If the CoVid-19 pandemic taught us anything – and I very much hope it did – it taught us that when communicating with the general public about scientific subjects for which there can, given a number of developments and degradations in modern society, no longer be assumed to be a common, or even a rudimentary, level of understanding, the presentation of facts alone is not only useless, it is potentially counter-productive thanks to the abhorrent creation (by a person who shall here remain nameless) of the neologism “alternative facts” that denigrates the very concept of a fact itself.

The problem is that in a time of crisis, such as a pandemic, there is no time to provide the entire public a remedial education in various fields of science sufficient to make up for generations of insufficient education that would enable them comprehend the information about what was happening, why it might be happening, and what is planned as a response to it. In such situations, as Prof. Emma Frances Bloomfield explains in her new book Science v. Story Narrative Strategies for Science Communicators, it may be more important for those needing to communicate vital information to focus on the structure of the story used to do so rather than every last detail of the science itself.
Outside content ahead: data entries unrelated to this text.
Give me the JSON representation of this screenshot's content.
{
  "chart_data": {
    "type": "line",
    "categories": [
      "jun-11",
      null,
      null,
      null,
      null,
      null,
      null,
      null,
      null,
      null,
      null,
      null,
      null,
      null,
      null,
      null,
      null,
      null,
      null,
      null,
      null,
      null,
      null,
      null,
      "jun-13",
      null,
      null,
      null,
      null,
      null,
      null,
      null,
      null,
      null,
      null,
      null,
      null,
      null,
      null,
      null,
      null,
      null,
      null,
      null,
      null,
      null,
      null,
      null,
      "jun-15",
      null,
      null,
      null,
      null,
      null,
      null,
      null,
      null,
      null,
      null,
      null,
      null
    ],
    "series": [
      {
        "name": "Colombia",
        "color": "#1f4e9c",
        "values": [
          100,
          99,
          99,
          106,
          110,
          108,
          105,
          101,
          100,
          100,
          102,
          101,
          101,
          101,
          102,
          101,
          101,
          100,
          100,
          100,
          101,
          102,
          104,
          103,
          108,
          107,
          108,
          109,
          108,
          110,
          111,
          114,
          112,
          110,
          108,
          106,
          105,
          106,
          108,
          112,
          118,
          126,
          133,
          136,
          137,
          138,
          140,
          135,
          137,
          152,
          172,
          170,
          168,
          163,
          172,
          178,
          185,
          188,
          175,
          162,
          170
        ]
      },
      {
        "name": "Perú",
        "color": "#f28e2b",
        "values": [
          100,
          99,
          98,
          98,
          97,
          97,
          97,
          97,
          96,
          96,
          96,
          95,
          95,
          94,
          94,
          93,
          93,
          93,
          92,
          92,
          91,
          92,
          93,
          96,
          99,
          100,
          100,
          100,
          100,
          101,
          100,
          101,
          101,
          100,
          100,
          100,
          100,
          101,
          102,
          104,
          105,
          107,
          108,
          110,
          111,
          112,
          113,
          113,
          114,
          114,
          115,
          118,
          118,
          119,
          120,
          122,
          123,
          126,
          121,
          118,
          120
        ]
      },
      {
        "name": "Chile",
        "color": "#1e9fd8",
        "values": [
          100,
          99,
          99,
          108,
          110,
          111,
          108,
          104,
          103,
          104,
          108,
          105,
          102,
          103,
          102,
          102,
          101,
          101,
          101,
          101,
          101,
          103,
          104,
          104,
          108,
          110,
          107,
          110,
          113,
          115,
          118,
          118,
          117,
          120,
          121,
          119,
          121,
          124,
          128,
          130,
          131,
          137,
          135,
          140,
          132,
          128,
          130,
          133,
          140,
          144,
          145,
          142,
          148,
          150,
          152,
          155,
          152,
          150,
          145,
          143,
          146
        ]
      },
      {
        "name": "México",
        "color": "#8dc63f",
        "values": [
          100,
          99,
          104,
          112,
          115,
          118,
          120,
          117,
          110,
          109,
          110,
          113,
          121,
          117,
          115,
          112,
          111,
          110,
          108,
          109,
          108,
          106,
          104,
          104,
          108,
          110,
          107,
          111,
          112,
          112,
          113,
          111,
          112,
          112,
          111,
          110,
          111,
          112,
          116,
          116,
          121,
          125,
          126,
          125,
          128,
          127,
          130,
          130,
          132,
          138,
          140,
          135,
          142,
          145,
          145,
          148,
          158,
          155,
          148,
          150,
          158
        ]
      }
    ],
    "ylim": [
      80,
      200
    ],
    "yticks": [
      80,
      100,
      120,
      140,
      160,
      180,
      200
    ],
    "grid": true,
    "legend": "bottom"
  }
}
While not an expansion of her award-winning 2020 book Communication Strategies for Engaging Climate Skeptics Religion and the Environment but a continuation of her exploration into effective ways to bridge our society’s present chasm between proponents of science and skeptics of it, Prof. Bloomfield’s new book Science v. Story examines four very pertinent present-day challenges to science communicators – climate change, evolution, vaccination, and COVID-19 – from the perspectives of their narratives and their counter narratives, to demonstrate how effective story-telling is essential to effective science communication in the modern world. And as this is intended to be a practical book, she also proposes and demonstrates the use of two communication visual mapping tools – narrative webs and narrative constellations – that can be used in the science communication process to make it more likely to yield desirable results.